Décadas después y por dos veces, especialmente en tiempos del alcalde Francisco García Arrazola (1950–57), se estuvo a punto de obtener de Roma ese nombramiento de un obispo residencial, pero los intereses se movieron convenientemente en la Tacita de Plata para que ello no cuajara. Del mismo modo, en 1972, la vieja reivindicación volvió a plantearse, entonces desde la cofradía de la Patrona, aprovechando que la sede estaba vacante, al Nuncio de S.S., al ministro de Justicia y al presidente de la Comisión Episcopal, aludiendo al concordato último en vigor que declaró la diócesis de Ceuta ad reducenda, cundo se unió en torno a una misma persona - que no en su organización - las diócesis de Cádiz y Ceuta. Recordaban cómo la Bula de 5 de septiembre y el Decreto 17 de octubre de 1851 concretaban que debía establecerse un obispo auxiliar, sin que a través del tiempo se cumpliera el precepto.
Nuestro último obispo residente fue Juan Sánchez Barragán, entre 1830 y 1846. Entrañable figura y fundador que fue del Banco de Pescadores, auténtico amante y protector de éstos, a quienes, cuentan, visitaba personalmente, conocía sus necesidades y atendía a sus familias. Barragán murió tras legar todos sus bienes a los pobres y la sede no se cubrió durante muchos años. Entonces los prelados de Cádiz fueron nuestros primeros administradores apostólicos hasta que el nombramiento de Ramón Martínez Platero se hizo también como obispo de Ceuta. Pero llegó Tomás Gutiérrez Díaz, aquel al que se le ocurrió la nominación de Obispado de Cádiz– Ceuta (sin la ‘y’ actual), dando lugar a un confusionismo todavía subsistente, al no tratarse de una diócesis sino de dos distintas y diferentes.
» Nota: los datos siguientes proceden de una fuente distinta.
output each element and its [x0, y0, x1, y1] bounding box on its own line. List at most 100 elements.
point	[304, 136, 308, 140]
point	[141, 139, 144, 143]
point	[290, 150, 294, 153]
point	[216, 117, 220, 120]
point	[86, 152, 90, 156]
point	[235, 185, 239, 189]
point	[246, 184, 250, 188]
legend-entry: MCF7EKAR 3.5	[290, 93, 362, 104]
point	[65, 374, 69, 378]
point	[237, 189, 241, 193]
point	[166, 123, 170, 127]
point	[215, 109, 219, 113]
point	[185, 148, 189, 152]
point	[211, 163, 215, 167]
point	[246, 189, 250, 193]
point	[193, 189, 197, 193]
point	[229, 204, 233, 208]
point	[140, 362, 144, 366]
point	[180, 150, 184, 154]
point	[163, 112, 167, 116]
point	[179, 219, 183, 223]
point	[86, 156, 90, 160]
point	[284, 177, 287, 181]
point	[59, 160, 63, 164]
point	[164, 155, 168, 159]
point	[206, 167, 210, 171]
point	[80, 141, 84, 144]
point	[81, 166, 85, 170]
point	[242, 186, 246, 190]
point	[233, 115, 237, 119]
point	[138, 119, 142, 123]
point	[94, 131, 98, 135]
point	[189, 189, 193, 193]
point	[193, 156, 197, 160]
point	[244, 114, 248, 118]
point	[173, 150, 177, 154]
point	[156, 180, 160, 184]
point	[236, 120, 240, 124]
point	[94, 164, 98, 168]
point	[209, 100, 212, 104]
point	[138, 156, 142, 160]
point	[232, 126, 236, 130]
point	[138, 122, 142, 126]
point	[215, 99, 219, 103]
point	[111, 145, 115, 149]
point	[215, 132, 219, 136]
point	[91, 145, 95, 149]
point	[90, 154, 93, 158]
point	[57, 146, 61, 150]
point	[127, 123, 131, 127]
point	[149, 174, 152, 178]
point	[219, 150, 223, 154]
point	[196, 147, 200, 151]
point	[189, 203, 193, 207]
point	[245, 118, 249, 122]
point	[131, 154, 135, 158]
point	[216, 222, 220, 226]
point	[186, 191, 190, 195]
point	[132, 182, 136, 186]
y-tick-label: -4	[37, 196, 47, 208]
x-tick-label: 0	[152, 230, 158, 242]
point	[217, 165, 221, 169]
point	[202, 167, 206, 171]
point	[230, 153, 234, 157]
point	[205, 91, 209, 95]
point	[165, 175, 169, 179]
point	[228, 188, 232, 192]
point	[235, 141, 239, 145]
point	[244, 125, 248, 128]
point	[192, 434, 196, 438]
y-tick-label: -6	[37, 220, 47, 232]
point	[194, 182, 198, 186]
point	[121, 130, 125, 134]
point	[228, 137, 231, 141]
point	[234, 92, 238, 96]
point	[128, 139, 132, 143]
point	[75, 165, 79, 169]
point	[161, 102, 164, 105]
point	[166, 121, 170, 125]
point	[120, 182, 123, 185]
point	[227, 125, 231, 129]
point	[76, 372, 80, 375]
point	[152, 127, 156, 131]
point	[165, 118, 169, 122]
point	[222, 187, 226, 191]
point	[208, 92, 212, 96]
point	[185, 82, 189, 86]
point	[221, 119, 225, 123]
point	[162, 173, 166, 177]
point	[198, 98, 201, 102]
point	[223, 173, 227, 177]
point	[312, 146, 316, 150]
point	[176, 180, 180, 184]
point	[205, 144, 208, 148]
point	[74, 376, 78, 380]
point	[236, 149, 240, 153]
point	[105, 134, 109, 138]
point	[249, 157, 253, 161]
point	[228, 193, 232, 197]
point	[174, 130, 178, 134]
Cada cual y en teoría con su autonomía propia, aunque estén gobernadas por un mismo obispo. Lo que en nuestro caso no sucede con las prerrogativas perdidas.
Contaba Quinín cómo el artífice de la Catedral, el auténtico autor de toda su obra, el recordado Rafael Navarro Acuña, tuvo que abandonar nuestra ciudad entre las falsedades de tantos ignorantes envidiosos y la persecución de la que fue objeto por parte del propio Gutiérrez Díaz, que nunca le perdonó que las cantidades que se libraban en Madrid para la obra vinieran directamente a Ceuta, para su empleo íntegro en la misma sin pasar por la administración gaditana, quedando allí el tanto por ciento correspondiente.
Quizá no sean los mejores tiempos para aspirar a ese obispo propio pero, vistos los acontecimientos, quién sabe si deberíamos ir planteárnoslo de nuevo.